But Diana had her piece to say, carefully prepared and rehearsed in the solitude of her room.
“Five years ago you were good enough to ask me to marry you. I refused. People say that young girls are brainless—the fact that I declined the honour you offered is proof to the contrary.What I felt then, I feel now. My heart is in the grave!”
“Mygrave.” His smile was melancholy but complacent.
“Don’t be silly. You are alive, I’m sorry—I mean I should be sorry if you weren’t. I had a lover—my heart went out to him, Wopsy,”—her voice trembled, she thought there were tears in his sympathetic eyes, “but he passed.”
“Ran away from you?” Mr.
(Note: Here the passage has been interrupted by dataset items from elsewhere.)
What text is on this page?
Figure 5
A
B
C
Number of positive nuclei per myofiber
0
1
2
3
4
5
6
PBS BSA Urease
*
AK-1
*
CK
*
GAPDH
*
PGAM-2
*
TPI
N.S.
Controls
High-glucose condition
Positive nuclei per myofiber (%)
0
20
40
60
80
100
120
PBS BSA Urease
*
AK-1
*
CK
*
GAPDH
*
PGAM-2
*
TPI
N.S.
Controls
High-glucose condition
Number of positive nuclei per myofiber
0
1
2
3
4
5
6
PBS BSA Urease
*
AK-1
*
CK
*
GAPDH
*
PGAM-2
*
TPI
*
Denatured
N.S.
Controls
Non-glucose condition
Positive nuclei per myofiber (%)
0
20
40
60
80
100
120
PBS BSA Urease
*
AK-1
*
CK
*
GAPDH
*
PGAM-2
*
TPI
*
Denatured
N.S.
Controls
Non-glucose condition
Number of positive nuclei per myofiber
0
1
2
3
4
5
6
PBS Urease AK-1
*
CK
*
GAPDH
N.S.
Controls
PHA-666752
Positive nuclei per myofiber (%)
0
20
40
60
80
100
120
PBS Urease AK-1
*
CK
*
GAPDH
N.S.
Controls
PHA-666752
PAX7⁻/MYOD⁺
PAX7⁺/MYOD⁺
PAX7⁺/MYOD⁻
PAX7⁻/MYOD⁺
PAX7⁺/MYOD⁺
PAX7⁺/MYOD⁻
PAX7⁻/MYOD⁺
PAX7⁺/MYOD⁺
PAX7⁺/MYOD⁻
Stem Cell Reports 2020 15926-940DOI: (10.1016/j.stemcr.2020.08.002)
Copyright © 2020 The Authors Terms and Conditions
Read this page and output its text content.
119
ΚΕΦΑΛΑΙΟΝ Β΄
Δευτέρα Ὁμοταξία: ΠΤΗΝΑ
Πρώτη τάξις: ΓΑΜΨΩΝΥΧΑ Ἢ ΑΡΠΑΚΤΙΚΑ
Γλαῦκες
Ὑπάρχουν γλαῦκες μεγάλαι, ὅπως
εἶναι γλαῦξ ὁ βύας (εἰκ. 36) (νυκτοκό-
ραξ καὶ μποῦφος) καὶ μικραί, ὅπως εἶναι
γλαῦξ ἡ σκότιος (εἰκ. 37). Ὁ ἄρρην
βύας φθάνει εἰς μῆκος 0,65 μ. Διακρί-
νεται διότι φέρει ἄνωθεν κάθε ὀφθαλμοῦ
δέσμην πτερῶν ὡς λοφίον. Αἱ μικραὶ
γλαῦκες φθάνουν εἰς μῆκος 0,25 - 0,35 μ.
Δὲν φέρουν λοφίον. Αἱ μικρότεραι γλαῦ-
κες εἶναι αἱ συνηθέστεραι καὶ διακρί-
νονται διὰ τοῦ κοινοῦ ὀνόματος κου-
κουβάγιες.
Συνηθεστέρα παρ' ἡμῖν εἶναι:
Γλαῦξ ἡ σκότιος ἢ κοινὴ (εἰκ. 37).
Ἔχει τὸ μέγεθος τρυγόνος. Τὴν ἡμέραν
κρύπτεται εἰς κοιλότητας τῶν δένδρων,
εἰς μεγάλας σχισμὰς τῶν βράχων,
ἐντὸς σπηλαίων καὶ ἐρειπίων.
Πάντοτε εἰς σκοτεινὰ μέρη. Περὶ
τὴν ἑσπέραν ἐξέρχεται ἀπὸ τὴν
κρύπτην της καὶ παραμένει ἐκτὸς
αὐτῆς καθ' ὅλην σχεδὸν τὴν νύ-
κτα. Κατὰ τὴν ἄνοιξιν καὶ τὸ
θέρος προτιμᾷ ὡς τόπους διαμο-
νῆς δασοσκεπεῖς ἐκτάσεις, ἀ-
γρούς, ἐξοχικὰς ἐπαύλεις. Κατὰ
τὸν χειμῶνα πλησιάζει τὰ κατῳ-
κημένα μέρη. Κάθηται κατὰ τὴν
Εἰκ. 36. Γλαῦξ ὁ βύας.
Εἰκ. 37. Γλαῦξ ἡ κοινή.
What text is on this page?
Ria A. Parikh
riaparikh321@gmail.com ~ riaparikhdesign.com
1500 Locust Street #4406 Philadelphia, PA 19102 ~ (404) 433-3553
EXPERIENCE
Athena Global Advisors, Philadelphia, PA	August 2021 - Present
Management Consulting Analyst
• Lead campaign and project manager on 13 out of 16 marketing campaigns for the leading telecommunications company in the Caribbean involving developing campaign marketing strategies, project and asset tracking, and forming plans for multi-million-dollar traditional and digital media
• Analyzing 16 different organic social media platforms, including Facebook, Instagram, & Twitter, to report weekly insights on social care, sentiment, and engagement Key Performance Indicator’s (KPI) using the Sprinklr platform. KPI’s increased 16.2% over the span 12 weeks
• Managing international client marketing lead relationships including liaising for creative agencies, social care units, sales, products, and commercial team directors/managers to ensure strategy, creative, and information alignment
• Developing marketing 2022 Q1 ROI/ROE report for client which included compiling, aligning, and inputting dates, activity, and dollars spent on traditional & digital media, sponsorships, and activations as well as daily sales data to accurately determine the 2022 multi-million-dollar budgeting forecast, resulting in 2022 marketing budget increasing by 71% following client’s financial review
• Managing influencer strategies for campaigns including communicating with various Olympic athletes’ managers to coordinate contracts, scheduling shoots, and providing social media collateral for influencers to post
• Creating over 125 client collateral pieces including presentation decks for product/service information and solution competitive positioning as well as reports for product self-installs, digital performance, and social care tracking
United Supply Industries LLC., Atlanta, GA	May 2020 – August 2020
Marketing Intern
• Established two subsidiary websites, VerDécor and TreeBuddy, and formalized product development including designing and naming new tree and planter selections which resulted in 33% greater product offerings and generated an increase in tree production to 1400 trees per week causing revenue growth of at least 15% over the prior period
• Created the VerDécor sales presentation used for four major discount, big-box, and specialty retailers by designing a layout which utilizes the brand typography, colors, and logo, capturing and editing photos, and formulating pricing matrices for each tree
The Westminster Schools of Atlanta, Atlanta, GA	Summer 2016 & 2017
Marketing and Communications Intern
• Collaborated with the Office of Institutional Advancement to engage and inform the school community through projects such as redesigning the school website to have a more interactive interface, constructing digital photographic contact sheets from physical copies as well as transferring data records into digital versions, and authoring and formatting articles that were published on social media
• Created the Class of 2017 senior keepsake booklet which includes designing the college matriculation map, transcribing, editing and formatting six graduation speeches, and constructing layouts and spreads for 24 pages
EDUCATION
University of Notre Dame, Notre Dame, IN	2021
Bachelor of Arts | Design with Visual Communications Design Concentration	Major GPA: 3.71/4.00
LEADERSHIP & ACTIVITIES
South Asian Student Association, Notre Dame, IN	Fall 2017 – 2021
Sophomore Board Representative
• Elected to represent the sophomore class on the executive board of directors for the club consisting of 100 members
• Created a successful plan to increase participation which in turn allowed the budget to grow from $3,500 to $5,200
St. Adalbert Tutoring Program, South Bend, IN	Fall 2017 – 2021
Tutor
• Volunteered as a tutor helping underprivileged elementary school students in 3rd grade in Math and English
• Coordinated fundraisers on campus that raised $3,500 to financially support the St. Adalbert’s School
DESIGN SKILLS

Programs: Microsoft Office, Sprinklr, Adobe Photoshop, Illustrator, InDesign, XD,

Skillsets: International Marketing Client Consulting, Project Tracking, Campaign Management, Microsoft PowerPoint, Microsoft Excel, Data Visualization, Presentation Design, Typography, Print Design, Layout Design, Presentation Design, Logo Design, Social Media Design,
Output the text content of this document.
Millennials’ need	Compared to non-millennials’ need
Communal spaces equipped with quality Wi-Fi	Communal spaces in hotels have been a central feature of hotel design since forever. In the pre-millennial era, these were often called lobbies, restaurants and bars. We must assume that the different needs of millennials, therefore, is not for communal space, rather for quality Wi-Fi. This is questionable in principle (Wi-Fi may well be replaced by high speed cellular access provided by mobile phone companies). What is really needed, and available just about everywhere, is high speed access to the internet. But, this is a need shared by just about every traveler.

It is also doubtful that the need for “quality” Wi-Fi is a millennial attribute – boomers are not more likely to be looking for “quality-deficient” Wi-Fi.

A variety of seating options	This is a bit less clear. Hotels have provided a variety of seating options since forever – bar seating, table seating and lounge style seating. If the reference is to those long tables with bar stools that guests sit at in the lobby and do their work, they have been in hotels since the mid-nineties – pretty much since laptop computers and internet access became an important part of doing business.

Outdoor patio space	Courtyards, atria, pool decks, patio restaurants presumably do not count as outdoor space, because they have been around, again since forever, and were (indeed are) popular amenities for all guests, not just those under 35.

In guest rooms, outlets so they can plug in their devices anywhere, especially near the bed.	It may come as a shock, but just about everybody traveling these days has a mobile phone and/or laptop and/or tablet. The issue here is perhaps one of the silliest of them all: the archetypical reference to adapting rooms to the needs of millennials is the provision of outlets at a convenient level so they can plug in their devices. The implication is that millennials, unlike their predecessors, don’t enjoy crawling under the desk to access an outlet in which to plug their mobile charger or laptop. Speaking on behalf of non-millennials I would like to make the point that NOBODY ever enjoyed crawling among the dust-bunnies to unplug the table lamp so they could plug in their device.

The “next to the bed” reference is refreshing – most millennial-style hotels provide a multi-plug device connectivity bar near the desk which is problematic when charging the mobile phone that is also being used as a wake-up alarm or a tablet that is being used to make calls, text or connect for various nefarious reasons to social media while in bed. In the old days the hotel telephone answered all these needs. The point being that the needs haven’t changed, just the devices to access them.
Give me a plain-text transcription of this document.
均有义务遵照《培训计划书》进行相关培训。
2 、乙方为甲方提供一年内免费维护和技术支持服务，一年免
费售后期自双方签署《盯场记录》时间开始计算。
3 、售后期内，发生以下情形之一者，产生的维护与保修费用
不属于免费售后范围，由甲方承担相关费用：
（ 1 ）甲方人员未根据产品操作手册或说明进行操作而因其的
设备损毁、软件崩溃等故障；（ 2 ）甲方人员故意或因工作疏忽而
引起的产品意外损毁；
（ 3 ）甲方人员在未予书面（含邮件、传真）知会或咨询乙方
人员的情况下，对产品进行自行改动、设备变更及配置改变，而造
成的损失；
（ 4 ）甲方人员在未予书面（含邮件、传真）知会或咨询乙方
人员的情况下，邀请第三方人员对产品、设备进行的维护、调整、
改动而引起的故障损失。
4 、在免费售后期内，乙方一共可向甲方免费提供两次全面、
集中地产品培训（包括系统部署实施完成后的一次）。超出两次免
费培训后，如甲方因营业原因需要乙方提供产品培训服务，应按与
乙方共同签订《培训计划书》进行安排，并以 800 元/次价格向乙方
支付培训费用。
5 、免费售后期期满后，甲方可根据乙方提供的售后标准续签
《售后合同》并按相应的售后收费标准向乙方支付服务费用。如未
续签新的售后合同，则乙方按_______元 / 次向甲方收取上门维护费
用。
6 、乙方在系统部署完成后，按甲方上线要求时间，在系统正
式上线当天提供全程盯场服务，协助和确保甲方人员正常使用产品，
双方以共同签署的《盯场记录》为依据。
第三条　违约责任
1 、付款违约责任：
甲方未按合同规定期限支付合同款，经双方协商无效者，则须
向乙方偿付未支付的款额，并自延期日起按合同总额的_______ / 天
Dempsi sat up.
“When I say ‘passed’”—there was more than a trace of acid in Diana’s voice—“I mean ... to the Great Beyond.”
“Pegged out?” Dempsi shrugged. “These things happen. Once I loved a girl—oh, Diana, such a girl amongst girls! Tall, divinely fair, gracious in every look and movement. She also passed—to the Great Beyond.”
“She died?” whispered Diana.
“She went on to the stage—in America,” said Dempsi. “She was dead to me. I cut her out of my heart. I could have killed myself, but I said: ‘Wopsy, have you forgotten your little Diana—your first, your only love?’ With a courage that I have often admired, I forgot her. She is now the greatest screen vamp in Hollywood. I seeher frequently without a tremor. Such things happen.”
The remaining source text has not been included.